The windowsill beneath me feels icy and rigid, rough beneath my claws. It is roughness unlike anything I have ever experienced, as though I can feel twice as much as before. Every minuscule detail of the steel.

And the sounds. The chorus of the night. Crickets, larvae, leaf frogs, and sparrow owls, all flooding my ears at once.

The bird’s instincts push against me, eager to fill my mind with knowledge and memories. I resist. I take only one thing—her name. Eístla. That’s all I allow in. The rest, I shove aside. I’m not here for that.

I already have control over her movements. Her mind is trapped within me, subdued beneath my will.

A tap at the window. Baalvon. His brow furrowed, watching.

Stay calm.

I spread my wings slowly and carefully, testing the pull of unfamiliar muscles. The wind catches me, beckoning, urging, and commanding me to leave the windowsill and surrender to the night air.

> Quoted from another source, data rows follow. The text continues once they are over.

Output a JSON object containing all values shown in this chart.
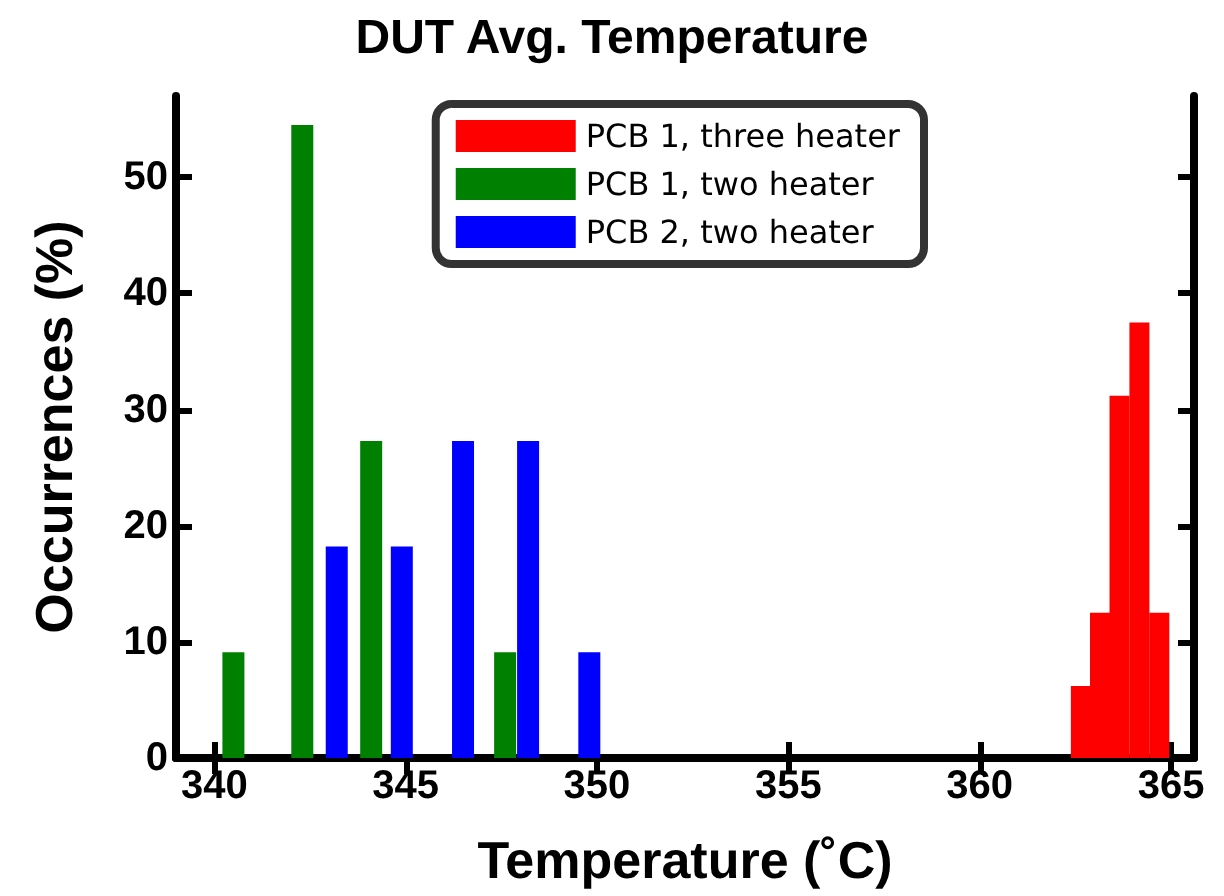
{
  "chart_data": {
    "type": "bar",
    "title": "DUT Avg. Temperature",
    "xlabel": "Temperature (˚C)",
    "ylabel": "Occurrences (%)",
    "xlim": [
      339,
      365.6
    ],
    "xticks": [
      340,
      345,
      350,
      355,
      360,
      365
    ],
    "ylim": [
      0,
      57
    ],
    "yticks": [
      0,
      10,
      20,
      30,
      40,
      50
    ],
    "grid": false,
    "legend": "top right",
    "series": [
      {
        "name": "PCB 1, three heater",
        "color": "#ff0000",
        "x": [
          362.67,
          363.17,
          363.68,
          364.2,
          364.72
        ],
        "values": [
          6.2,
          12.5,
          31.2,
          37.5,
          12.5
        ]
      },
      {
        "name": "PCB 1, two heater",
        "color": "#008000",
        "x": [
          340.5,
          342.3,
          344.1,
          347.6
        ],
        "values": [
          9.1,
          54.5,
          27.3,
          9.1
        ]
      },
      {
        "name": "PCB 2, two heater",
        "color": "#0000ff",
        "x": [
          343.2,
          344.9,
          346.5,
          348.2,
          349.8
        ],
        "values": [
          18.2,
          18.2,
          27.3,
          27.3,
          9.1
        ]
      }
    ]
  }
}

I must learn. I have to understand flight. So I never kill another creature again. Reluctantly, I loosen my hold, allowing Eístla to take over more of the body. We click our beak, shake our feathers, and spring into the sky. She wants to turn left toward the main building. I refuse.

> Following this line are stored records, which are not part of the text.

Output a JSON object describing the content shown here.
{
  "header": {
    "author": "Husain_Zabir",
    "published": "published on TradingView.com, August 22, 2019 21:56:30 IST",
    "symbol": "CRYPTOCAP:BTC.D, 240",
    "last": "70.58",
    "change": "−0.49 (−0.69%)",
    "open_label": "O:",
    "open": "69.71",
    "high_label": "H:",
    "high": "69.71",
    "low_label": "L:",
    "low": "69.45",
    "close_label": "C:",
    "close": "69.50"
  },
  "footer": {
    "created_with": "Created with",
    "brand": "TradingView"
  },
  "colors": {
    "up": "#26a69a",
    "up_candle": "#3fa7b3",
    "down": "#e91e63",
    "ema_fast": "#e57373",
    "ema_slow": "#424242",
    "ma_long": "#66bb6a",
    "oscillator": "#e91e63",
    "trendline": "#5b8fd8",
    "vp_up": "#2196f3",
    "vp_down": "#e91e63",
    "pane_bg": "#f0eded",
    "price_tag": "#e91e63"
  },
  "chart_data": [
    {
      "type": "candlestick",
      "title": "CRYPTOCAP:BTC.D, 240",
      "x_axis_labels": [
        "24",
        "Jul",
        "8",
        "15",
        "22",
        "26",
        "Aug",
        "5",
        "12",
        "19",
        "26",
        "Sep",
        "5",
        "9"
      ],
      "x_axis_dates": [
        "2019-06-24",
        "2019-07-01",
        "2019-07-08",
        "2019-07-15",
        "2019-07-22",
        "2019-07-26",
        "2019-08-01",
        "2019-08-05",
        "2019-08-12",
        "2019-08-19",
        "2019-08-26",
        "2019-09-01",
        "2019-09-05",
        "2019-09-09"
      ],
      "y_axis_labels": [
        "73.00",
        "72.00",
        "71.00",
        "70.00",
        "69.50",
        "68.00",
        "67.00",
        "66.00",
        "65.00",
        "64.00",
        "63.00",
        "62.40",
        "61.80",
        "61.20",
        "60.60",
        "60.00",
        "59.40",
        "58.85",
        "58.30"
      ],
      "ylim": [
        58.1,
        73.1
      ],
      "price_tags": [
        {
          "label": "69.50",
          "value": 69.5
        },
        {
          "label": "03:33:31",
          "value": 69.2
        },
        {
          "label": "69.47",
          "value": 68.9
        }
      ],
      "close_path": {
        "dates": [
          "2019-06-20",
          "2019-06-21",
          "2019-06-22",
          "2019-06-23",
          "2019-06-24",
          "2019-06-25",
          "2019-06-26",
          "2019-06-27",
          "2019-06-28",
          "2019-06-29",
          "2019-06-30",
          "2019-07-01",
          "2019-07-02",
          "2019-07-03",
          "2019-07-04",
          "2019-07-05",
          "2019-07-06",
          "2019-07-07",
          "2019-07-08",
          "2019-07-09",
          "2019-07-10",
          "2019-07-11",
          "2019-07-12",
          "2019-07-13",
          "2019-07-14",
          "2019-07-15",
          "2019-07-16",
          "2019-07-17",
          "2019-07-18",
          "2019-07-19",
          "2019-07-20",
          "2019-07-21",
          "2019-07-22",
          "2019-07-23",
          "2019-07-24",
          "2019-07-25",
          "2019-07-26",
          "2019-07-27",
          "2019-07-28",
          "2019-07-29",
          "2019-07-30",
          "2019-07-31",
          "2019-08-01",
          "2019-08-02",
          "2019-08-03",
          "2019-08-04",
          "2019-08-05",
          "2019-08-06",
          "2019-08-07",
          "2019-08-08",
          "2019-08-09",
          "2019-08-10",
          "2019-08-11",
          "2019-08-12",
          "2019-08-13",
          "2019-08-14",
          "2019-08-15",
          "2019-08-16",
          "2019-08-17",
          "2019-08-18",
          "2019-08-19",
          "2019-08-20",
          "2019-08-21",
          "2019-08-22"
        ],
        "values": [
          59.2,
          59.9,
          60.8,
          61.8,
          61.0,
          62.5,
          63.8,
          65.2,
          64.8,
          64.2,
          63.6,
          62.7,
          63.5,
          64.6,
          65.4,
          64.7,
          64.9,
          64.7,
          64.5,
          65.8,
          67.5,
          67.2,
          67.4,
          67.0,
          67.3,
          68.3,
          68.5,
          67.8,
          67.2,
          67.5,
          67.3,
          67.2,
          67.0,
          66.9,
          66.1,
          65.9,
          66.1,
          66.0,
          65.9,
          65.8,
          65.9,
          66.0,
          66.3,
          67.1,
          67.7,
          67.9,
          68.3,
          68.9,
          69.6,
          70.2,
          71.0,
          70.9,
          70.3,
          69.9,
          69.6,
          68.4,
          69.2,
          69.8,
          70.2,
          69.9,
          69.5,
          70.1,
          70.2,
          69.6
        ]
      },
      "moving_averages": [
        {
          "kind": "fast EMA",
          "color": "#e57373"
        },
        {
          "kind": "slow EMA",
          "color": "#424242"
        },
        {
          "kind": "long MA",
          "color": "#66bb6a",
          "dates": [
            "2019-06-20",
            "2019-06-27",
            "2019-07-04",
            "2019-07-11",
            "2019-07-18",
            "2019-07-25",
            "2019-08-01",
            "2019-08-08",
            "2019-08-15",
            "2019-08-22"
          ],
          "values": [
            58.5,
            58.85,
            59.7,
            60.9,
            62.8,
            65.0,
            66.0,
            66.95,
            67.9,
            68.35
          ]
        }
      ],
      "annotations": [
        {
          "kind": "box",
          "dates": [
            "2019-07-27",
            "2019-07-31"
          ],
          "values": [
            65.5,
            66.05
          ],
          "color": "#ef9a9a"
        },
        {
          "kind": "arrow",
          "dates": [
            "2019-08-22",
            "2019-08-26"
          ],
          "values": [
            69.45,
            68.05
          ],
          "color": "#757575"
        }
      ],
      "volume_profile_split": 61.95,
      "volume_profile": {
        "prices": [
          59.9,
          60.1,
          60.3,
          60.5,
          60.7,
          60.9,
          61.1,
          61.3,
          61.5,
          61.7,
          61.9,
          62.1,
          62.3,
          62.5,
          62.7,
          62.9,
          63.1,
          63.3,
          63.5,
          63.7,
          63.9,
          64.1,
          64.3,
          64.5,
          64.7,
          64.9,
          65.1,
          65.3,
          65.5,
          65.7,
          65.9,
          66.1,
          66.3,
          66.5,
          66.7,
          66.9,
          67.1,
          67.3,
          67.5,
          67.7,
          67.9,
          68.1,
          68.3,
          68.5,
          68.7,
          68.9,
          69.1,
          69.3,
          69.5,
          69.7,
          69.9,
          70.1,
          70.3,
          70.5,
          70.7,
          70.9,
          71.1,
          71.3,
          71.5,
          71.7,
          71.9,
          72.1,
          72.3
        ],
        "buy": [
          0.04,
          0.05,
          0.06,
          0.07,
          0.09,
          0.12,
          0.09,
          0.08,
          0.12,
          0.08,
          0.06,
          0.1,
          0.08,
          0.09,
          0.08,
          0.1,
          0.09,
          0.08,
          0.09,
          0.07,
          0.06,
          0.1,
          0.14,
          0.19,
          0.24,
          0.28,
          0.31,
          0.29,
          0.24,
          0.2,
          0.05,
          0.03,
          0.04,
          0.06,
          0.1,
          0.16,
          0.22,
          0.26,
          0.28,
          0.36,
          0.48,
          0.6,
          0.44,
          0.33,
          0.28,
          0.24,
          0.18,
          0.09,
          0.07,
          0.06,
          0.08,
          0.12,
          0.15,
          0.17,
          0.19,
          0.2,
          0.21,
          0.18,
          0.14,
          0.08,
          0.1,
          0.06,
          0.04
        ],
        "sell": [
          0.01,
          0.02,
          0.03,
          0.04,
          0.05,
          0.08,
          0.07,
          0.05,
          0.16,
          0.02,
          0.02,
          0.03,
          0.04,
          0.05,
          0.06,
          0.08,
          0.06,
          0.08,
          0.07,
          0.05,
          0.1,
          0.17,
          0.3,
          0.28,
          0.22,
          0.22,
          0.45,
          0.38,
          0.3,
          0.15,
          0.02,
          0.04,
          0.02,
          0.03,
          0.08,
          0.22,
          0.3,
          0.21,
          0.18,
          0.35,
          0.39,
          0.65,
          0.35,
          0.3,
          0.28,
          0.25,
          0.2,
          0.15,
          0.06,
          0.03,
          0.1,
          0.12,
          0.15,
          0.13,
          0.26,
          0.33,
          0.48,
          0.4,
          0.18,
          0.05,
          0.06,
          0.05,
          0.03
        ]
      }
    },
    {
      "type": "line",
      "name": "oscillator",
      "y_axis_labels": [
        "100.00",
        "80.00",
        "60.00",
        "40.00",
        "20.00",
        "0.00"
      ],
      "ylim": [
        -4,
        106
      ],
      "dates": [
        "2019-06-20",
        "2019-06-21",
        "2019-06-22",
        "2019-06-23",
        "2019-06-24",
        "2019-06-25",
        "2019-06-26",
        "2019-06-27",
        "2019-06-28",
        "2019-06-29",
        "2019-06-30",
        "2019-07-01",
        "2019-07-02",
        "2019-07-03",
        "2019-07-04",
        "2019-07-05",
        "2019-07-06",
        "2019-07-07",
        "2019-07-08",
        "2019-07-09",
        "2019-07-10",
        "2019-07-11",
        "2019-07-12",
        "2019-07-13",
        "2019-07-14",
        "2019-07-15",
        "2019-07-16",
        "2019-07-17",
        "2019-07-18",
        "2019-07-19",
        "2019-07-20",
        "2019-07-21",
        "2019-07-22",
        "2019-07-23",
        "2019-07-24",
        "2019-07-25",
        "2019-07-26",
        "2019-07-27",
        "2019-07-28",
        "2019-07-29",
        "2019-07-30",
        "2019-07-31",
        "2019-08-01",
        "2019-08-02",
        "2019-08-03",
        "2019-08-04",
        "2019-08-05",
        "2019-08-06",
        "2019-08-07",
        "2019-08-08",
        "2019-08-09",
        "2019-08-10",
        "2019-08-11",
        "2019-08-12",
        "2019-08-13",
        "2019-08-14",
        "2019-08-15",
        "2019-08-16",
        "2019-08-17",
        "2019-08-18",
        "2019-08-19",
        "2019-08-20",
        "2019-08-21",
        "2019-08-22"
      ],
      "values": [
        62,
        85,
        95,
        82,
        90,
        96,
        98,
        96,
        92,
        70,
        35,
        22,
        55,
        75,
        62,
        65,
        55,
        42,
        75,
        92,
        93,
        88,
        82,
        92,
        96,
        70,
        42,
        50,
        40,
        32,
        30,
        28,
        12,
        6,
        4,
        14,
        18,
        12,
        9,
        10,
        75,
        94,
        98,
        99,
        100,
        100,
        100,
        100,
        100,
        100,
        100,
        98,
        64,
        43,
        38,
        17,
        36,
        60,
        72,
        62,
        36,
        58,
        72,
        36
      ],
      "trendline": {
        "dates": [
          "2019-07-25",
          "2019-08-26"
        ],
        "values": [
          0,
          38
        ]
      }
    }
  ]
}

I pull us right, reclaiming control, forcing my will over hers. At the same time, I memorize the motion, committing every movement to muscle memory. I feel the wind, how it curls beneath our wings, how we glide between currents, slipping from one to the next, letting them carry us forward.

We move as one. I steer. She flies. Seamless.

We glide past the huts, pausing at each window, settling onto the sills without a sound. Only at the fourth hut, our hut, Netharu’el’s and mine, do I finally see him. His back faces the room, light outlining his silhouette.

I exhale. Let my pulse steady.

He’s alive. He made it.

But Jelethia is there. Even through the grimy window, I see her.

Sitting on my bed, wearing my clothes, spending time with my master.

Her eyes, red like wine, are wide, drinking him in as if he were something holy. She lounges against my pillows, one leg crossed over the other, fingers tangled in her twisted braids.

Netharu’el stands with his back to the window, hands moving mid-gesture. Jelethia laughs—too loud, too calculated. Both rows of teeth flash, exaggerated and rehearsed. She flips her braids over her shoulder, stroking them absentmindedly, but she never takes her eyes off him.

We perch on the windowsill, and I push Eístla aside, seizing complete control.

Two quick hops toward the streaked glass.

I strike with my beak. Tap. Tap. Tap. Again and again.

Each sharp impact shudders through me, rattling down to the root of my beak.

At last, Netharu’el turns. His gaze is vacant, lips slightly parted.

His fingers graze his lower lip, a habit he has when thinking.

Jelethia rises. She eyes me, displeased.

Then, slowly, she crosses the room and loops an arm around his waist as if she knows exactly who I am.

As if she wants me to watch, to understand.

That she’s the one in control. Netharu’el glances down at her.

She tilts her face up to his. Her lips move, whispering something I can’t hear. Her fingers trail up to his cheek.

Move, you insufferable witch!

I peck harder. Come on. Look at me. I flap into the air, trying to catch his attention. Land. Flap again. Stumble. Peck, hop, peck, hop. I make noise. See me!

Jelethia lets go of Netharu’el and points at me, gesturing threateningly, rolling her eyes toward the ceiling. Netharu’el steps toward the window, his gaze settling on my green-streaked wing.

A crease forms between his brows. Then his eyes lock onto mine. Challenging. Sharp.